Note to self: These things were never intended to fulfill some aspect of your humanness but to allow you to be more pure image bearers of God. This difference is subtle, but the outcomes are significant. Let me illustrate.
Wrapping It Up
If you believe God gave individuals good desires for love, sex, and children, a single man or woman will approach marriage and each other as a way to fulfill their felt-needs.
You can describe their mutual desires as co-idolatry. Though these desires are not bad, they can quickly morph into demands. For example, when the woman feels unloved, she will be tempted to become bitter.
When the husband’s sex life diminishes, he will be tempted to get angry while making demands. The woman will feel like an object rather than a co-inheritor of grace (1 Peter 3:7).
If they saw themselves as fallen image bearers in need of a restored relationship with God, the point of their marriage would be a pursuit to reflect God better. They would find their purpose and satisfaction through perfecting their image bearing.
The husband would seek ways to serve his wife–as Christ served the church (Ephesians 5:25-27). The wife would seek ways to submit to her husband as he spiritually leads the family–as Christ submitted to the Father (Ephesians 5:24).
Their sexual relations would better reflect God’s inter-relational character. Sex would be an act of worship rather than about need meeting. I believe this is the context for Paul’s command in 1 Corinthians 7:3-4.
Paul recognized we are still works-in-progress, lacking self-control. Thus, when he tells husbands and wives not to withhold their conjugal rights, it is not to ensure they are meeting the spouse’s needs, but preventing Satan from gaining a foothold (1 Corinthians 7:5).
There are many other ways to magnify God’s image through marriage effectively:
- Understand and honoring the wife (1 Peter 3:7)
- Encouraging and helping each other (1 Thessalonians 5:14)
- Living in harmony with each other (Romans 12:16)
- Bearing each other’s burdens (Galatians 6:2)

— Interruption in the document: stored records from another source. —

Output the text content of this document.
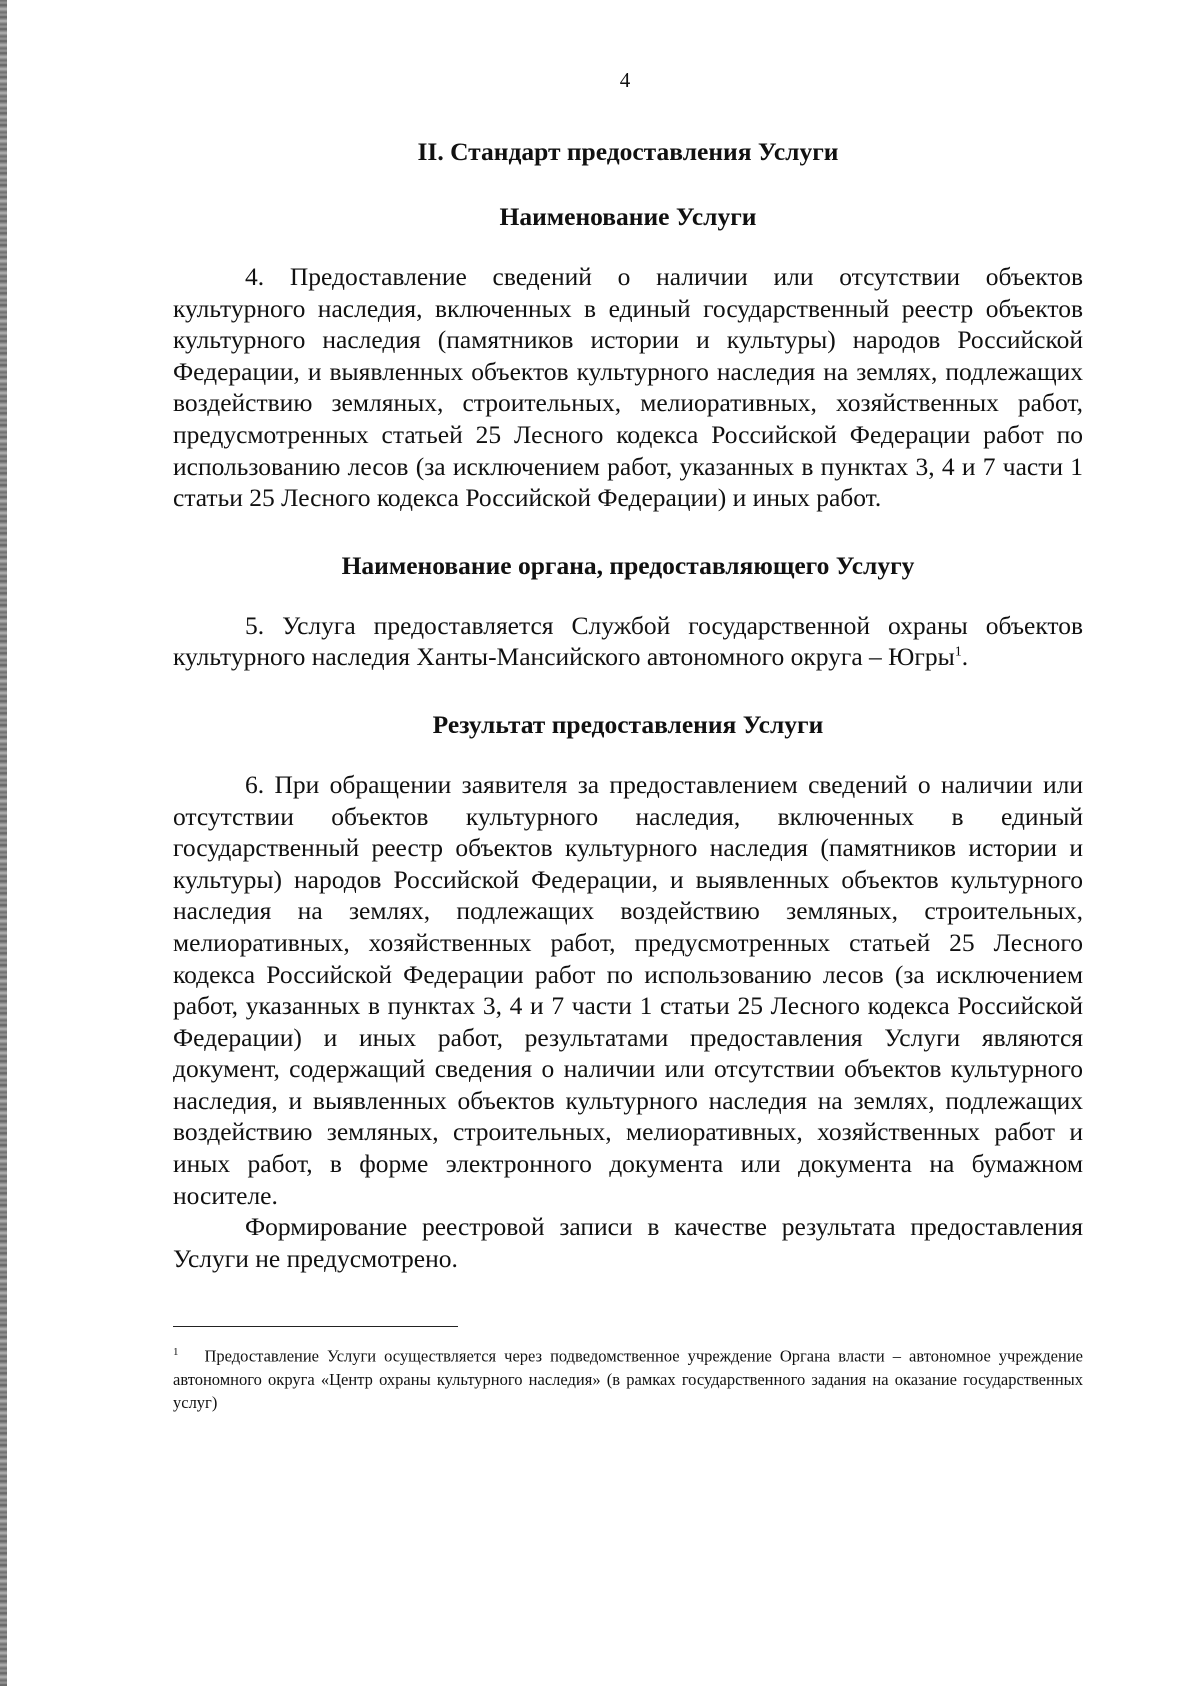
4
II. Стандарт предоставления Услуги
Наименование Услуги

4. Предоставление сведений о наличии или отсутствии объектов культурного наследия, включенных в единый государственный реестр объектов культурного наследия (памятников истории и культуры) народов Российской Федерации, и выявленных объектов культурного наследия на землях, подлежащих воздействию земляных, строительных, мелиоративных, хозяйственных работ, предусмотренных статьей 25 Лесного кодекса Российской Федерации работ по использованию лесов (за исключением работ, указанных в пунктах 3, 4 и 7 части 1 статьи 25 Лесного кодекса Российской Федерации) и иных работ.

Наименование органа, предоставляющего Услугу

5. Услуга предоставляется Службой государственной охраны объектов культурного наследия Ханты-Мансийского автономного округа – Югры$^1$.

Результат предоставления Услуги

6. При обращении заявителя за предоставлением сведений о наличии или отсутствии объектов культурного наследия, включенных в единый государственный реестр объектов культурного наследия (памятников истории и культуры) народов Российской Федерации, и выявленных объектов культурного наследия на землях, подлежащих воздействию земляных, строительных, мелиоративных, хозяйственных работ, предусмотренных статьей 25 Лесного кодекса Российской Федерации работ по использованию лесов (за исключением работ, указанных в пунктах 3, 4 и 7 части 1 статьи 25 Лесного кодекса Российской Федерации) и иных работ, результатами предоставления Услуги являются документ, содержащий сведения о наличии или отсутствии объектов культурного наследия, и выявленных объектов культурного наследия на землях, подлежащих воздействию земляных, строительных, мелиоративных, хозяйственных работ и иных работ, в форме электронного документа или документа на бумажном носителе.

Формирование реестровой записи в качестве результата предоставления Услуги не предусмотрено.

$^1$ Предоставление Услуги осуществляется через подведомственное учреждение Органа власти – автономное учреждение автономного округа «Центр охраны культурного наследия» (в рамках государственного задания на оказание государственных услуг)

- Loving each other (John 13:34)
- Demonstrating kindness, forbearance, and patience toward each other (Romans 2:4)
Stan and Sally Revisited
Hopefully, I was able to show you how the empty love cup counsel leads to a false gospel. You learned from Solomon how the pursuit of filling love cups would ultimately prove meaningless.
Stan and Sally need to hear the real source of their felt-needs. They are not God-given desires for them to pursue but are echoes and shadows of their lost image bearing capability.
They must hear how they need restoration to God and the good news of redemption in Christ. Christ came so they may have life and have it abundantly (John 10:10), but this will only come in proportion to their restoration to God’s image.